A look into the tube: This is where Europe’s freight traffic is supposed to roll. The Brenner Base Tunnel lies at the center of a corridor that stretches from Scandinavia to the Mediterranean.
Image: STRABAG/BBT-SE/Jan Hetfleisch

It should one day be the longest railway tunnel in the world and relieve the Brenner Pass – the bottleneck of freight traffic. But it will be a long time before the technically demanding project is ready. The German feeder alone is ten years behind.

Acar drivers have their own way of looking at things. For them, the Brenner autobahn with the spectacular Europa Bridge towering south of Innsbruck is the most important high-speed route across the Alps. No sooner had it been completed in 1974 than the transport of goods pushed massively from the railways to the roads. It has remained so to this day. With annual growth rates of five percent, however, the collapse is programmed. In 2019, around 2.5 million trucks with almost 40 million tons of freight crossed the 1371 meter high Brenner Pass. 60-kilometer traffic jams on the Inntalautobahn up to the Irschenberg are not uncommon.
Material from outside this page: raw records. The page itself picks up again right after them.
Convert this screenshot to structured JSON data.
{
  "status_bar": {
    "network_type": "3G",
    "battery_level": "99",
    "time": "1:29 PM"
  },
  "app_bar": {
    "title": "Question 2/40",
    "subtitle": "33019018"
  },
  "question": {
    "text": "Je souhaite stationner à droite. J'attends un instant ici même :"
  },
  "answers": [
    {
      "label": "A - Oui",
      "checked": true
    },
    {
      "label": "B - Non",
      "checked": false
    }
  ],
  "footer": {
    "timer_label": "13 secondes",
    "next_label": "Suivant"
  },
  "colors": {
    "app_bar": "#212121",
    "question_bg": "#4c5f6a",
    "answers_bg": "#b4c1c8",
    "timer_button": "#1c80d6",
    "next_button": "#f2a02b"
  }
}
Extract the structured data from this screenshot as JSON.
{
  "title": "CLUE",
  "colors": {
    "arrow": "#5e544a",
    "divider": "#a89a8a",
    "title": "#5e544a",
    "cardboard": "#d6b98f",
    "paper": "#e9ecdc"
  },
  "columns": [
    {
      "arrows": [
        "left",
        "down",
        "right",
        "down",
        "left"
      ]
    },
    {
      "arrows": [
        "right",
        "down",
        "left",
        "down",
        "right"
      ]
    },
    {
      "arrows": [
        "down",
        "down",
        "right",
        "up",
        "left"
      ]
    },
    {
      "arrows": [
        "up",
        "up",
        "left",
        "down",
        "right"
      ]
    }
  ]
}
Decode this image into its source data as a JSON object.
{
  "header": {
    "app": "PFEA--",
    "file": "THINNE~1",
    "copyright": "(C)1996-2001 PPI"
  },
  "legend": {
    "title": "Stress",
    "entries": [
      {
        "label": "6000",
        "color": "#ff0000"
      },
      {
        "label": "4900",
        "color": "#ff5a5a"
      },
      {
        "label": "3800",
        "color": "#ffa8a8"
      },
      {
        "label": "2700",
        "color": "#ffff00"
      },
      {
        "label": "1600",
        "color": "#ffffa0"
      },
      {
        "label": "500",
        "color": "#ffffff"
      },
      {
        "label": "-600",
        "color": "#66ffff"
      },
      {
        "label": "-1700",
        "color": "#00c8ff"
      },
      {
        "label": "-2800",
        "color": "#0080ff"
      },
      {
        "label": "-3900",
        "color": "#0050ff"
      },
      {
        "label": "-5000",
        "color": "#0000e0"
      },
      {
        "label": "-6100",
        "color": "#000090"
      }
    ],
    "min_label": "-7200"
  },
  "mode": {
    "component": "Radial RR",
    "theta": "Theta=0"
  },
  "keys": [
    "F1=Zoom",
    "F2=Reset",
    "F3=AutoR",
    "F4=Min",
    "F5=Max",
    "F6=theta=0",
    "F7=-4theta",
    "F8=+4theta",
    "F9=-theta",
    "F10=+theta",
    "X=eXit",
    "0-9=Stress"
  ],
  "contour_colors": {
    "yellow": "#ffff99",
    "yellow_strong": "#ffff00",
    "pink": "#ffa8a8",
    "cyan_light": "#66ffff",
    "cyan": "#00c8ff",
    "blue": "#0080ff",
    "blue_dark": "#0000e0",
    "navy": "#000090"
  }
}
This should come to an end in the future. But when exactly, no one knows at the moment. The only thing that is clear is that it will be some time before the Brenner Base Tunnel, as the heart of the so-called Scandinavia-Mediterranean Corridor, will be able to assume its intended role. The reason for this are delays that are part and parcel of an infrastructure project worth billions, for better or for worse. Especially when it comes to digging the longest railway tunnel in the world. Another reason for this is the fact that a reliable supply in the north is foreseeably missing. The planning of the route around Rosenheim is still in progress. The planners have just brought a fifth variant into play for the four possible “rough routes” that have been discussed so far.